The show enjoyed an off-Broadway stint in 2000 with George Wendt (Norm Peterson from Cheers) in the role of Victor. The play is a somewhat dim, though not quite dark, comedy. The flavor of comedy is one that some find difficult to enjoy but I thoroughly enjoyed the oddness of the situation and the dry humor the script contained.
The setting for the show is a restaurant in Paris, circa 1960, and the cast consists mostly of the café staff – a waitress, busboy, chef, and maitre d' - who anxiously await the arrival of the café owner, Victor. A late appearance by the owner's traveling companion seems unnecessary to the plot but finishes the cast list. The somewhat absurd situation – a restaurant whose only customer is its owner – can be forgiven to allow for a story that is worthy of the telling.
The design by Doug Luke gave the general impression of a restaurant, although it could have been a restaurant anywhere in the world and in any time period. Likewise, the costuming, which I assume was the responsibility of the cast members since there was no credit given in the playbill, did not assist the audience in determining the setting in which we were being included. In fact, other than Mimi's outfit late in the show, none of the hairstyles or costumes lent themselves to the early 1960s, and it wasn't until Mimi delivered a line talking about President Kennedy that I was reminded of the time period the show was meant to depict.
Lighting design by Scott Croy seemed unplanned, as the set was basically lit the same throughout the show. Jackie Kemp who played Victor even had to find his spotlight during an important scene in the second act. Sound design by Steve Cummings was nearly nonexistent, so much so that when sound effects were added late in the second act I found myself trying to reconcile its use at that moment, rather than earlier in the script and it became distracting.
Kemp was convincing as a morose, yet vocal Victor. Prone to quoting Hemingway as he told his own stories, the play revealed several significant events in his life through short periods of storytelling which busboy Antoine, played by Jared Evans, and was tasked with recording on a tiny notebook with a golf pencil.
All of the staff, who was supposed to be French, came across as distinctly American. Alex Wade delivered a somewhat convincing interpretation of the role as the maitre d', Claude, whose sole purpose in life seemed to be delivering whatever Victor wanted and providing the best service through his staff.
Robert Dullnig, in the role of Gaston, presented the most convincing character interpretation of the show, often delivering dry one-liners with great timing and generating the most laughs from the audience. Kylie Sheeler showed some promise in her role as Mimi, the waitress who also happens to be married to Claude and who is the apple of Gaston's eye, despite her marital status. Sheeler occasionally presented stiff, unrealistic movements and seemed to be awaiting her next line, but pulled off the essence of the part in an acceptable way. Evans seemed slightly distracted in the role of Antoine and delivered an unconvincing stammer, often stepping out of character to snicker at his own jokes. He seemed to lack direction and often stood in place, pencil at the ready, for awkward lengths of time.

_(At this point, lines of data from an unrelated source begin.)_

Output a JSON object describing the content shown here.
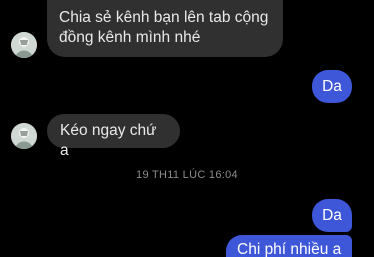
{
  "messages": [
    {
      "id": "m1",
      "direction": "incoming",
      "text_line1": "Chia sẻ kênh bạn lên tab cộng",
      "text_line2": "đồng kênh mình nhé"
    },
    {
      "id": "m2",
      "direction": "outgoing",
      "text": "Da"
    },
    {
      "id": "m3",
      "direction": "incoming",
      "text": "Kéo ngay chứ a"
    },
    {
      "id": "m4",
      "direction": "outgoing",
      "text": "Da"
    },
    {
      "id": "m5",
      "direction": "outgoing",
      "text": "Chi phí nhiều a"
    }
  ],
  "divider": {
    "timestamp": "19 TH11 LÚC 16:04"
  },
  "colors": {
    "background": "#000000",
    "incoming_bubble": "#303030",
    "outgoing_bubble": "#3e57d8",
    "timestamp_text": "#8c8c8c"
  },
  "icons": {
    "avatar": "contact-avatar"
  }
}
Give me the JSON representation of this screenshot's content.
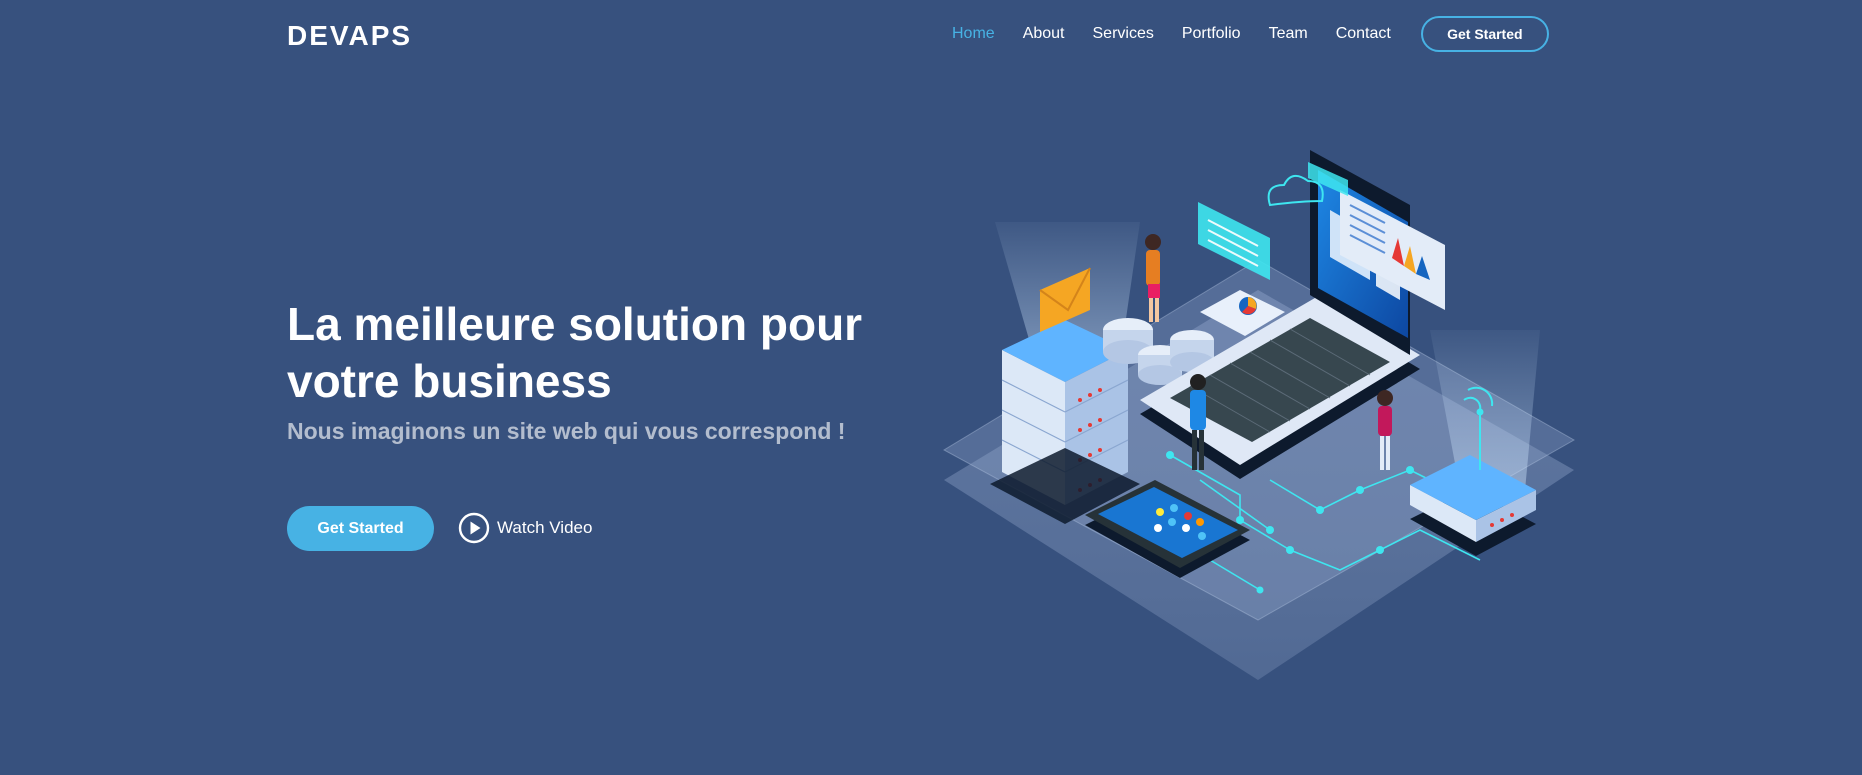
{
  "brand": {
    "logo_text": "DEVAPS"
  },
  "nav": {
    "items": [
      {
        "label": "Home",
        "active": true
      },
      {
        "label": "About",
        "active": false
      },
      {
        "label": "Services",
        "active": false
      },
      {
        "label": "Portfolio",
        "active": false
      },
      {
        "label": "Team",
        "active": false
      },
      {
        "label": "Contact",
        "active": false
      }
    ],
    "cta_label": "Get Started"
  },
  "hero": {
    "title": "La meilleure solution pour votre business",
    "subtitle": "Nous imaginons un site web qui vous correspond !",
    "primary_button_label": "Get Started",
    "video_link_label": "Watch Video"
  },
  "theme": {
    "background": "#37517e",
    "accent": "#47b2e4",
    "text": "#ffffff"
  },
  "icons": {
    "play": "play-circle-icon",
    "illustration": "isometric-tech-illustration"
  }
}
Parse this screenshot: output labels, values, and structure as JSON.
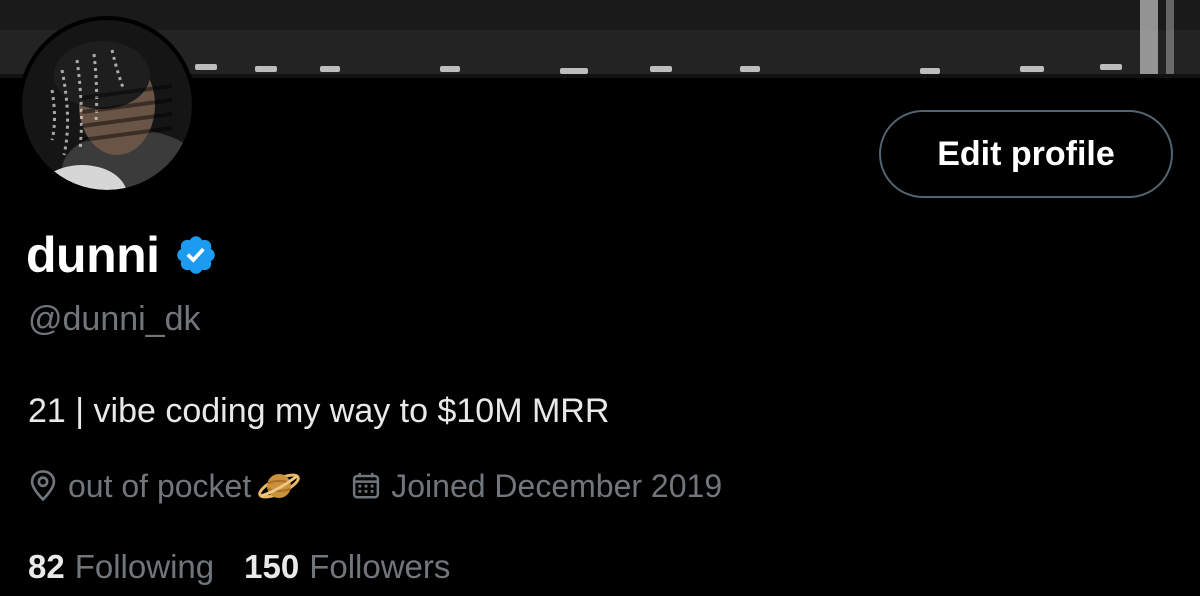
{
  "header": {
    "edit_profile_label": "Edit profile"
  },
  "profile": {
    "display_name": "dunni",
    "verified": true,
    "handle": "@dunni_dk",
    "bio": "21 | vibe coding my way to $10M MRR",
    "location": "out of pocket",
    "location_emoji_icon": "ringed-planet-icon",
    "joined": "Joined December 2019"
  },
  "stats": {
    "following_count": "82",
    "following_label": "Following",
    "followers_count": "150",
    "followers_label": "Followers"
  },
  "colors": {
    "background": "#000000",
    "primary_text": "#e7e9ea",
    "secondary_text": "#71767b",
    "verified_blue": "#1d9bf0",
    "button_border": "#536471"
  }
}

Ludi Askins, in the role of Miss Berger, appeared late in the show and the delivery of her lines were halting and nervous and she seemed uncomfortable with the role. One of the final scenes, which paired Kemp and Askins as a couple who was at a turning point in a well-developed, six-year relationship, was full of lost potential because of the awkwardness of Askins' performance.
Overall, the play provided a pleasant escape from routine. If you are looking for a show with deep meaning and great theatrics, you will be disappointed, but if you are looking to spend an enjoyable evening with a unique comedy, a few laughs and an interesting story, this show will satisfy that craving.